As a woman, I found it extremely affirming. Remember, this was still a time when women's liberation seemed to assume that women had to "match" men in every possible way. But now there was a strong, affirming, positive and utterly beautiful teaching that put the discussion into entirely different terms. The Church's "instinctive" rejection of artificial contraception made perfect sense in this context (not that the wisdom of Church teaching in this area hasn't been proven again and again even by the direction society has taken in the last almost 40 years since Humanae Vitae, the document which awkwardly, but rightly, affirmed the Church's stance).
So the Theology of the Body has pretty formed my interpretive key for things related to women's issues, marriage and celibacy. And I am always mystified by Catholics (and here I mean the well-informed ones) who do not even bother to take the Pope's message seriously. What's with them? Do they not want to believe that the wider culture needs to be evangelized? Do they not want to hear an alternative voice in these areas so linked to our human experience of happiness and fulfillment? Once I went to a catechetical conference at which one of the workshops was devoted to moral issues. The speaker, a priest, could have been on Planned Parenthood's payroll. Isn't it enough for Planned Parenthood to be using its multi-million dollar (if not billion dollar) budget to spread that message? Doesn't the world--heck, don't our catechists--deserve to hear something else, something that just may be inspired by the Gospel?
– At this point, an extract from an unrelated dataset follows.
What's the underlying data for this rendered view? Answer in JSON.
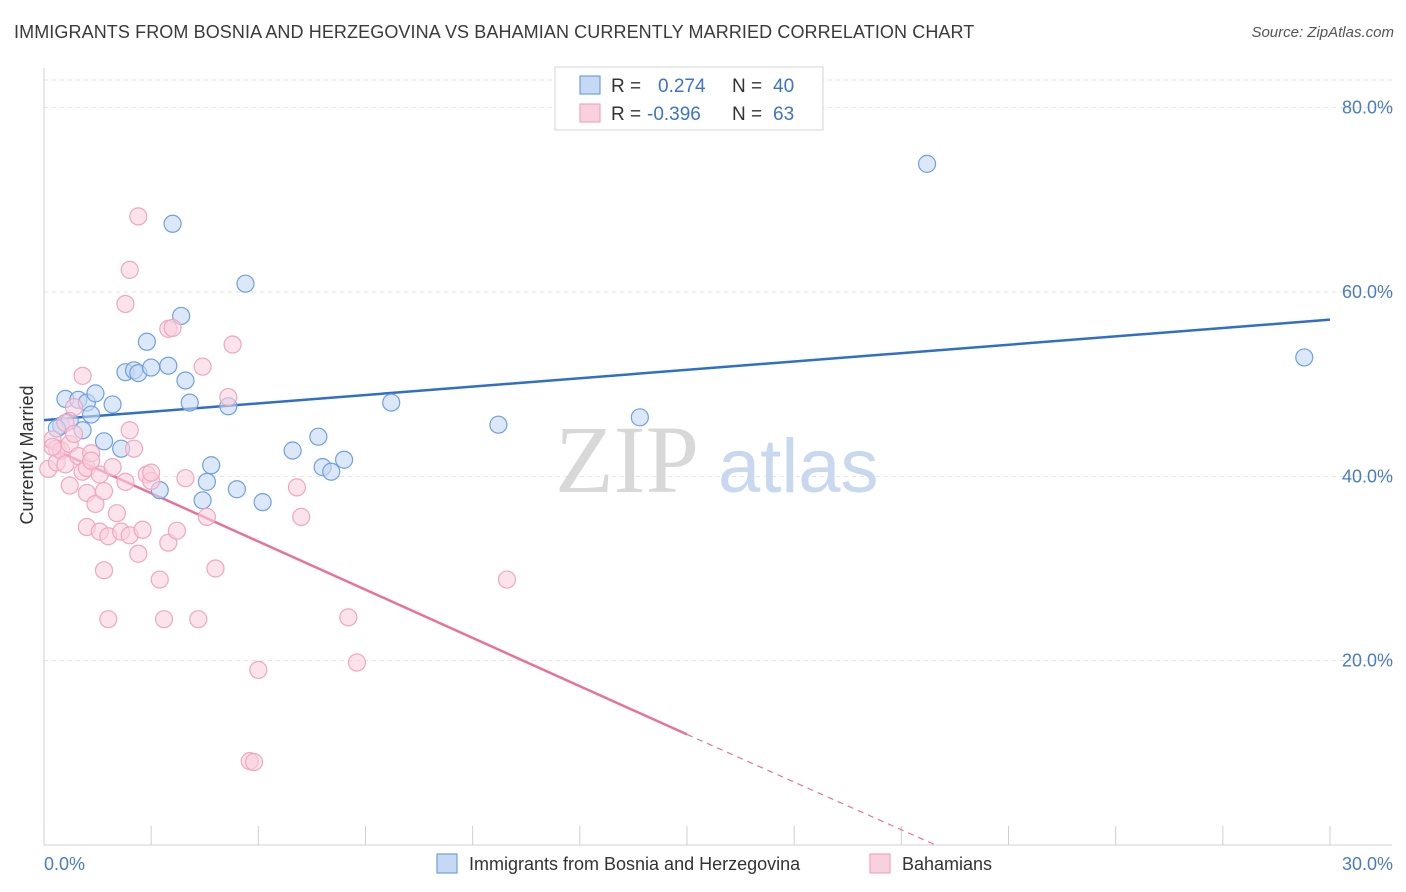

Theology of the Body is perhaps the first theological approach to making the Trinity more than an abstract, if holy, doctrine. In the Theology of the Body, the Trinity becomes the full vision of our vocation as persons. We are called to live Trinitarian life in a human key. And for the first time in theology, our bodies have something very essential to do with our human imaging of the Trinity.
Somebody tell the world: this is remarkable!